TORONTO -- When Tim Hortons patrons are again allowed to sit in a restaurant as they enjoy their coffee and doughnuts, they'll find a different dining experience than they did before the COVID-19 pandemic.

Crowded seating areas and food trays that touch multiple pairs of hands will be out. Enhanced sanitation protocols and barriers that separate workers and diners will be in.

"You're going to be seeing dine-in restaurants with more space between tables, frequent cleaning in-between every single use," Duncan Fulton, the chief corporate officer of Tim Hortons parent company Restaurant Brands International (RBI), told BNN Bloomberg on Tuesday.

"We want to give people the comfort that they can still come inside the restaurant with family and friends, and sit down and enjoy a meal and a coffee."

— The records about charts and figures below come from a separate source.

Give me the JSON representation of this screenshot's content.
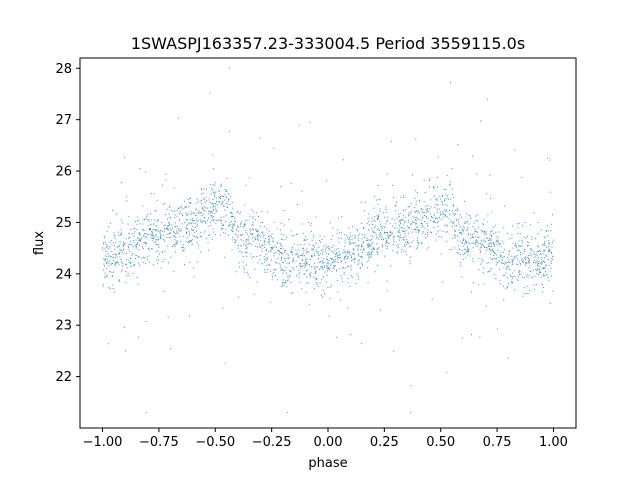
{
  "chart_data": {
    "type": "scatter",
    "title": "1SWASPJ163357.23-333004.5 Period 3559115.0s",
    "xlabel": "phase",
    "ylabel": "flux",
    "xlim": [
      -1.1,
      1.1
    ],
    "ylim": [
      21.0,
      28.2
    ],
    "x_ticks": [
      -1.0,
      -0.75,
      -0.5,
      -0.25,
      0.0,
      0.25,
      0.5,
      0.75,
      1.0
    ],
    "x_tick_labels": [
      "−1.00",
      "−0.75",
      "−0.50",
      "−0.25",
      "0.00",
      "0.25",
      "0.50",
      "0.75",
      "1.00"
    ],
    "y_ticks": [
      22,
      23,
      24,
      25,
      26,
      27,
      28
    ],
    "y_tick_labels": [
      "22",
      "23",
      "24",
      "25",
      "26",
      "27",
      "28"
    ],
    "grid": false,
    "marker_color": "#1f77b4",
    "phase_range": [
      -1.0,
      1.0
    ],
    "phase_profile": {
      "phase": [
        0.0,
        0.1,
        0.2,
        0.3,
        0.4,
        0.45,
        0.5,
        0.55,
        0.6,
        0.7,
        0.8,
        0.9,
        1.0
      ],
      "median_flux": [
        24.3,
        24.35,
        24.7,
        24.85,
        24.9,
        25.2,
        25.3,
        25.2,
        24.7,
        24.6,
        24.3,
        24.25,
        24.3
      ]
    }
  }
}
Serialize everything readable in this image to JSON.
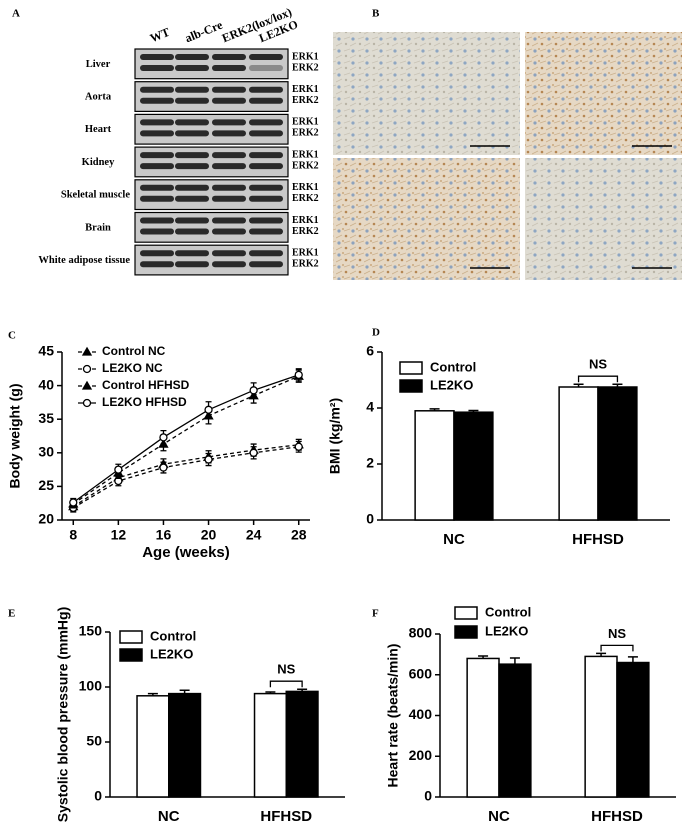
{
  "blot": {
    "panel": "A",
    "lanes": [
      "WT",
      "alb-Cre",
      "ERK2(lox/lox)",
      "LE2KO"
    ],
    "tissues": [
      "Liver",
      "Aorta",
      "Heart",
      "Kidney",
      "Skeletal muscle",
      "Brain",
      "White adipose tissue"
    ],
    "bands": [
      "ERK1",
      "ERK2"
    ]
  },
  "histology": {
    "panel": "B"
  },
  "chart_data": [
    {
      "panel": "C",
      "type": "line",
      "x_label": "Age (weeks)",
      "y_label": "Body weight (g)",
      "x": [
        8,
        12,
        16,
        20,
        24,
        28
      ],
      "xlim": [
        7,
        29
      ],
      "xticks": [
        8,
        12,
        16,
        20,
        24,
        28
      ],
      "ylim": [
        20,
        45
      ],
      "yticks": [
        20,
        25,
        30,
        35,
        40,
        45
      ],
      "series": [
        {
          "name": "Control NC",
          "color": "#000000",
          "marker": "triangle",
          "dashed": true,
          "values": [
            22,
            26.3,
            28.3,
            29.4,
            30.4,
            31.2
          ],
          "errors": [
            0.6,
            0.7,
            0.8,
            0.9,
            0.9,
            0.8
          ]
        },
        {
          "name": "LE2KO NC",
          "color": "#000000",
          "marker": "circle",
          "dashed": true,
          "values": [
            21.8,
            25.8,
            27.8,
            29.0,
            30.0,
            30.9
          ],
          "errors": [
            0.6,
            0.7,
            0.8,
            0.9,
            0.9,
            0.8
          ]
        },
        {
          "name": "Control HFHSD",
          "color": "#000000",
          "marker": "triangle",
          "dashed": true,
          "values": [
            22.4,
            27.0,
            31.3,
            35.5,
            38.5,
            41.4
          ],
          "errors": [
            0.6,
            0.8,
            1.0,
            1.2,
            1.1,
            0.9
          ]
        },
        {
          "name": "LE2KO HFHSD",
          "color": "#000000",
          "marker": "circle",
          "dashed": false,
          "values": [
            22.6,
            27.5,
            32.3,
            36.4,
            39.3,
            41.6
          ],
          "errors": [
            0.6,
            0.8,
            1.0,
            1.2,
            1.1,
            0.9
          ]
        }
      ]
    },
    {
      "panel": "D",
      "type": "bar",
      "y_label": "BMI (kg/m²)",
      "categories": [
        "NC",
        "HFHSD"
      ],
      "ylim": [
        0,
        6
      ],
      "yticks": [
        0,
        2,
        4,
        6
      ],
      "annotation": "NS",
      "series": [
        {
          "name": "Control",
          "color": "#ffffff",
          "values": [
            3.9,
            4.75
          ],
          "errors": [
            0.07,
            0.1
          ]
        },
        {
          "name": "LE2KO",
          "color": "#000000",
          "values": [
            3.85,
            4.75
          ],
          "errors": [
            0.06,
            0.1
          ]
        }
      ]
    },
    {
      "panel": "E",
      "type": "bar",
      "y_label": "Systolic blood pressure (mmHg)",
      "categories": [
        "NC",
        "HFHSD"
      ],
      "ylim": [
        0,
        150
      ],
      "yticks": [
        0,
        50,
        100,
        150
      ],
      "annotation": "NS",
      "series": [
        {
          "name": "Control",
          "color": "#ffffff",
          "values": [
            92,
            94
          ],
          "errors": [
            2,
            1.5
          ]
        },
        {
          "name": "LE2KO",
          "color": "#000000",
          "values": [
            94,
            96
          ],
          "errors": [
            3,
            2
          ]
        }
      ]
    },
    {
      "panel": "F",
      "type": "bar",
      "y_label": "Heart rate (beats/min)",
      "categories": [
        "NC",
        "HFHSD"
      ],
      "ylim": [
        0,
        800
      ],
      "yticks": [
        0,
        200,
        400,
        600,
        800
      ],
      "annotation": "NS",
      "series": [
        {
          "name": "Control",
          "color": "#ffffff",
          "values": [
            680,
            690
          ],
          "errors": [
            12,
            15
          ]
        },
        {
          "name": "LE2KO",
          "color": "#000000",
          "values": [
            652,
            660
          ],
          "errors": [
            30,
            28
          ]
        }
      ]
    }
  ]
}
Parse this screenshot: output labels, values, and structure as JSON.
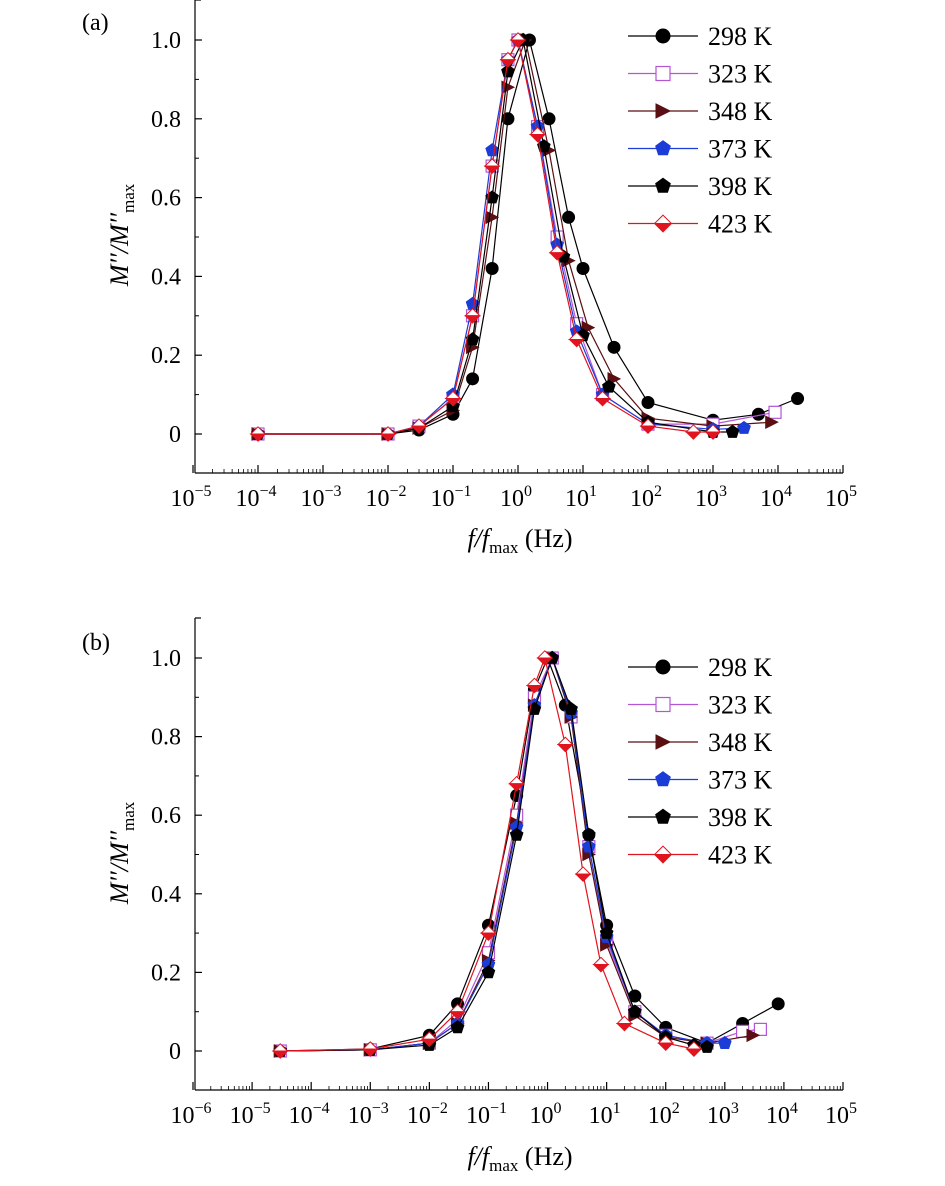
{
  "figure": {
    "xlabel_parts": [
      "f",
      "/",
      "f",
      "max",
      " (Hz)"
    ],
    "ylabel_parts": [
      "M′′",
      "/",
      "M′′",
      "max"
    ],
    "legend_labels": [
      "298 K",
      "323 K",
      "348 K",
      "373 K",
      "398 K",
      "423 K"
    ],
    "y_tick_labels": [
      "0",
      "0.2",
      "0.4",
      "0.6",
      "0.8",
      "1.0"
    ],
    "series_styles": [
      {
        "marker": "circle",
        "fill": "#000000",
        "stroke": "#000000",
        "line": "#000000"
      },
      {
        "marker": "square",
        "fill": "#ffffff",
        "stroke": "#b455d6",
        "line": "#b455d6"
      },
      {
        "marker": "triangle-right",
        "fill": "#5a0f12",
        "stroke": "#5a0f12",
        "line": "#5a0f12"
      },
      {
        "marker": "pentagon",
        "fill": "#1c3cd8",
        "stroke": "#1c3cd8",
        "line": "#1c3cd8"
      },
      {
        "marker": "pentagon",
        "fill": "#000000",
        "stroke": "#000000",
        "line": "#000000"
      },
      {
        "marker": "diamond-half",
        "fill": "#e0141e",
        "stroke": "#e0141e",
        "line": "#e0141e"
      }
    ]
  },
  "chart_data": [
    {
      "type": "scatter",
      "panel_label": "(a)",
      "xscale": "log",
      "xlim_exp": [
        -5,
        5
      ],
      "ylim": [
        -0.1,
        1.1
      ],
      "x_ticks_exp": [
        -5,
        -4,
        -3,
        -2,
        -1,
        0,
        1,
        2,
        3,
        4,
        5
      ],
      "y_ticks": [
        0,
        0.2,
        0.4,
        0.6,
        0.8,
        1.0
      ],
      "legend_position": "top-right",
      "grid": false,
      "series": [
        {
          "name": "298 K",
          "x": [
            0.0001,
            0.01,
            0.03,
            0.1,
            0.2,
            0.4,
            0.7,
            1.5,
            3,
            6,
            10,
            30,
            100,
            1000,
            5000,
            20000
          ],
          "y": [
            0,
            0,
            0.01,
            0.05,
            0.14,
            0.42,
            0.8,
            1.0,
            0.8,
            0.55,
            0.42,
            0.22,
            0.08,
            0.035,
            0.05,
            0.09
          ]
        },
        {
          "name": "323 K",
          "x": [
            0.0001,
            0.01,
            0.03,
            0.1,
            0.2,
            0.4,
            0.7,
            1,
            2,
            4,
            8,
            20,
            100,
            1000,
            9000
          ],
          "y": [
            0,
            0,
            0.02,
            0.09,
            0.3,
            0.68,
            0.95,
            1.0,
            0.78,
            0.5,
            0.28,
            0.1,
            0.025,
            0.025,
            0.055
          ]
        },
        {
          "name": "348 K",
          "x": [
            0.0001,
            0.01,
            0.03,
            0.1,
            0.2,
            0.4,
            0.7,
            1.3,
            3,
            6,
            12,
            30,
            100,
            1000,
            8000
          ],
          "y": [
            0,
            0,
            0.015,
            0.06,
            0.22,
            0.55,
            0.88,
            1.0,
            0.72,
            0.44,
            0.27,
            0.14,
            0.04,
            0.02,
            0.03
          ]
        },
        {
          "name": "373 K",
          "x": [
            0.0001,
            0.01,
            0.03,
            0.1,
            0.2,
            0.4,
            0.7,
            1,
            2,
            4,
            8,
            20,
            100,
            1000,
            3000
          ],
          "y": [
            0,
            0,
            0.02,
            0.1,
            0.33,
            0.72,
            0.95,
            1.0,
            0.78,
            0.48,
            0.26,
            0.1,
            0.025,
            0.012,
            0.015
          ]
        },
        {
          "name": "398 K",
          "x": [
            0.0001,
            0.01,
            0.03,
            0.1,
            0.2,
            0.4,
            0.7,
            1.2,
            2.5,
            5,
            10,
            25,
            100,
            1000,
            2000
          ],
          "y": [
            0,
            0,
            0.015,
            0.07,
            0.24,
            0.6,
            0.92,
            1.0,
            0.73,
            0.45,
            0.25,
            0.12,
            0.03,
            0.005,
            0.005
          ]
        },
        {
          "name": "423 K",
          "x": [
            0.0001,
            0.01,
            0.03,
            0.1,
            0.2,
            0.4,
            0.7,
            1,
            2,
            4,
            8,
            20,
            100,
            500,
            1000
          ],
          "y": [
            0,
            0,
            0.02,
            0.09,
            0.3,
            0.68,
            0.95,
            1.0,
            0.76,
            0.46,
            0.24,
            0.09,
            0.02,
            0.005,
            0.005
          ]
        }
      ]
    },
    {
      "type": "scatter",
      "panel_label": "(b)",
      "xscale": "log",
      "xlim_exp": [
        -6,
        5
      ],
      "ylim": [
        -0.1,
        1.1
      ],
      "x_ticks_exp": [
        -6,
        -5,
        -4,
        -3,
        -2,
        -1,
        0,
        1,
        2,
        3,
        4,
        5
      ],
      "y_ticks": [
        0,
        0.2,
        0.4,
        0.6,
        0.8,
        1.0
      ],
      "legend_position": "top-right",
      "grid": false,
      "series": [
        {
          "name": "298 K",
          "x": [
            3e-05,
            0.001,
            0.01,
            0.03,
            0.1,
            0.3,
            0.6,
            1,
            2,
            5,
            10,
            30,
            100,
            500,
            2000,
            8000
          ],
          "y": [
            0,
            0.005,
            0.04,
            0.12,
            0.32,
            0.65,
            0.92,
            1.0,
            0.88,
            0.55,
            0.32,
            0.14,
            0.06,
            0.02,
            0.07,
            0.12
          ]
        },
        {
          "name": "323 K",
          "x": [
            3e-05,
            0.001,
            0.01,
            0.03,
            0.1,
            0.3,
            0.6,
            1.2,
            2.5,
            5,
            10,
            30,
            100,
            500,
            2000,
            4000
          ],
          "y": [
            0,
            0.003,
            0.02,
            0.08,
            0.25,
            0.6,
            0.9,
            1.0,
            0.85,
            0.52,
            0.28,
            0.1,
            0.04,
            0.02,
            0.05,
            0.055
          ]
        },
        {
          "name": "348 K",
          "x": [
            3e-05,
            0.001,
            0.01,
            0.03,
            0.1,
            0.3,
            0.6,
            1.2,
            2.5,
            5,
            10,
            30,
            100,
            500,
            3000
          ],
          "y": [
            0,
            0.003,
            0.02,
            0.07,
            0.23,
            0.58,
            0.88,
            1.0,
            0.85,
            0.5,
            0.27,
            0.09,
            0.035,
            0.02,
            0.04
          ]
        },
        {
          "name": "373 K",
          "x": [
            3e-05,
            0.001,
            0.01,
            0.03,
            0.1,
            0.3,
            0.6,
            1.2,
            2.5,
            5,
            10,
            30,
            100,
            500,
            1000
          ],
          "y": [
            0,
            0.003,
            0.02,
            0.07,
            0.22,
            0.57,
            0.88,
            1.0,
            0.86,
            0.52,
            0.29,
            0.1,
            0.04,
            0.02,
            0.02
          ]
        },
        {
          "name": "398 K",
          "x": [
            3e-05,
            0.001,
            0.01,
            0.03,
            0.1,
            0.3,
            0.6,
            1.2,
            2.5,
            5,
            10,
            30,
            100,
            300,
            500
          ],
          "y": [
            0,
            0.003,
            0.015,
            0.06,
            0.2,
            0.55,
            0.87,
            1.0,
            0.87,
            0.55,
            0.3,
            0.1,
            0.035,
            0.015,
            0.01
          ]
        },
        {
          "name": "423 K",
          "x": [
            3e-05,
            0.001,
            0.01,
            0.03,
            0.1,
            0.3,
            0.6,
            0.9,
            2,
            4,
            8,
            20,
            100,
            300
          ],
          "y": [
            0,
            0.005,
            0.03,
            0.1,
            0.3,
            0.68,
            0.93,
            1.0,
            0.78,
            0.45,
            0.22,
            0.07,
            0.02,
            0.005
          ]
        }
      ]
    }
  ]
}
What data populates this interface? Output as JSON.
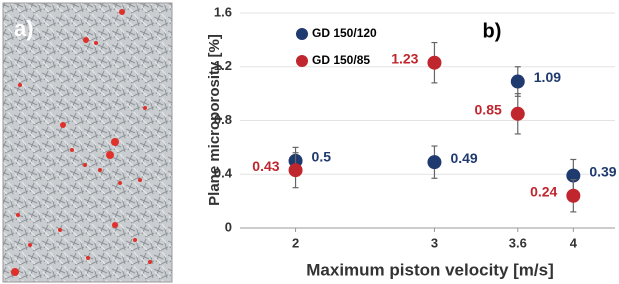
{
  "panel_a": {
    "label": "a)"
  },
  "chart_data": {
    "type": "scatter",
    "annotation": "b)",
    "x_label": "Maximum piston velocity [m/s]",
    "y_label": "Plane microporosity [%]",
    "x": [
      2,
      3,
      3.6,
      4
    ],
    "xlim": [
      1.6,
      4.3
    ],
    "xticks": [
      2,
      3,
      3.6,
      4
    ],
    "ylim": [
      0,
      1.6
    ],
    "yticks": [
      0,
      0.4,
      0.8,
      1.2,
      1.6
    ],
    "grid": true,
    "legend": "top-left",
    "series": [
      {
        "name": "GD 150/120",
        "color": "#1f3a6e",
        "values": [
          0.5,
          0.49,
          1.09,
          0.39
        ],
        "errors": [
          0.1,
          0.12,
          0.11,
          0.12
        ]
      },
      {
        "name": "GD 150/85",
        "color": "#c0262d",
        "values": [
          0.43,
          1.23,
          0.85,
          0.24
        ],
        "errors": [
          0.13,
          0.15,
          0.15,
          0.12
        ]
      }
    ]
  }
}
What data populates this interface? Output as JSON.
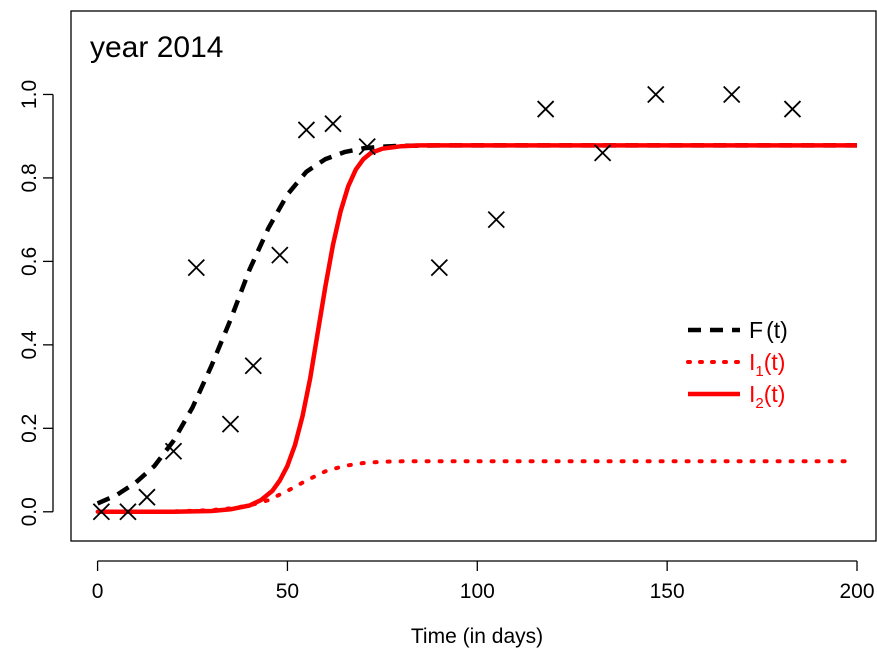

As with many restaurants, Tim Hortons found itself rapidly changing its procedures and policies in response to the emergence of the pandemic. Within a two-week span in March, the company went from ceasing to fill customers' reusable mugs to scrapping the 'Roll Up the Rim' promotion to closing all of its in-store seating.

In addition to Tim Hortons, RBI owns the Burger King and Popeyes fast-food chains.

Fulton said that "almost all" of the company's restaurants have been able to stay open for some combination of pickup, delivery and drive-thru service, and plans are in place to resume allowing dine-in customers.

"We are now operationally ready to reopen, and it's just a matter of working closely with local authorities, when they deem it's safe," he said.

Those reopenings will include a plethora of safety precautions. Jose Cil, the CEO of RBI, said Tuesday in an open letter that all employees in North American will have their temperatures taken at the beginning of their shift, and will have to wear masks and gloveswhile working. Masks could become part of the standard employee uniform at RBI chains even after the pandemic ends.

Hand sanitizer will be available for all customers, tables and chairs will be sanitized after each use, and signs will indicate which tables are meant to be used by customers and which are not, Cil said. Self-serve beverage dispensers will not be used, but restrooms will be open.

"We want Canadians who are already still using us through our drive-thru to re-enter a routine of feeling comfortable to come down on a Saturday morning and have coffee with their friends inside our restaurant, which is why there's so much focus now on getting the dining experience right," he said.

Additional precautions may be taken based on local government requirements. Alberta's recently released guidelines for reopening restaurants stipulate a maximum of six diners per table, no condiment bottles or salt and pepper shakers on tables, and physical distancing even among customers who are waiting to be seated.


Fulton said many RBI employees have faced reduced hours or temporary layoffs since the pandemic began. He said the company's sales figures were down by as much as 40 per cent in late March and early April.

The government has stepped in to help many of those workers through programs including the Canada Emergency Response Benefit, which offers them $500 per week for up to 16 weeks.

Originally intended only for those who had lost all their income due to the pandemic, the benefit was later amended to include anyone earning up to $1,000 per month.

According to Fulton, this has created "a bit of friction" between RBI and its employees, particularly as the company prepares to expand workers' hours when it reopens its dining rooms.

"You've got folks that are saying, reasonably, 'I don't want to work more than 17 hours a week' because they want to maximize being able to earn money and still benefit from the government," he said.

Fulton said the majority of RBI employees "are doing the right thing, and they're coming back to work."

Many RBI locations are run by franchisees even though the restaurants themselves are leased to the company, which then sub-leases them to the franchisee. Fulton said the company is helping those franchisees with their rent costs.

Rent has been a major issue for many businesses during the pandemic, leading the federal government to create a program to cover 50 per cent of base rent costs, if landlords agree to pick up 25 per cent themselves. However, major commercial landlords say they have received payments from the vast majority of their tenants.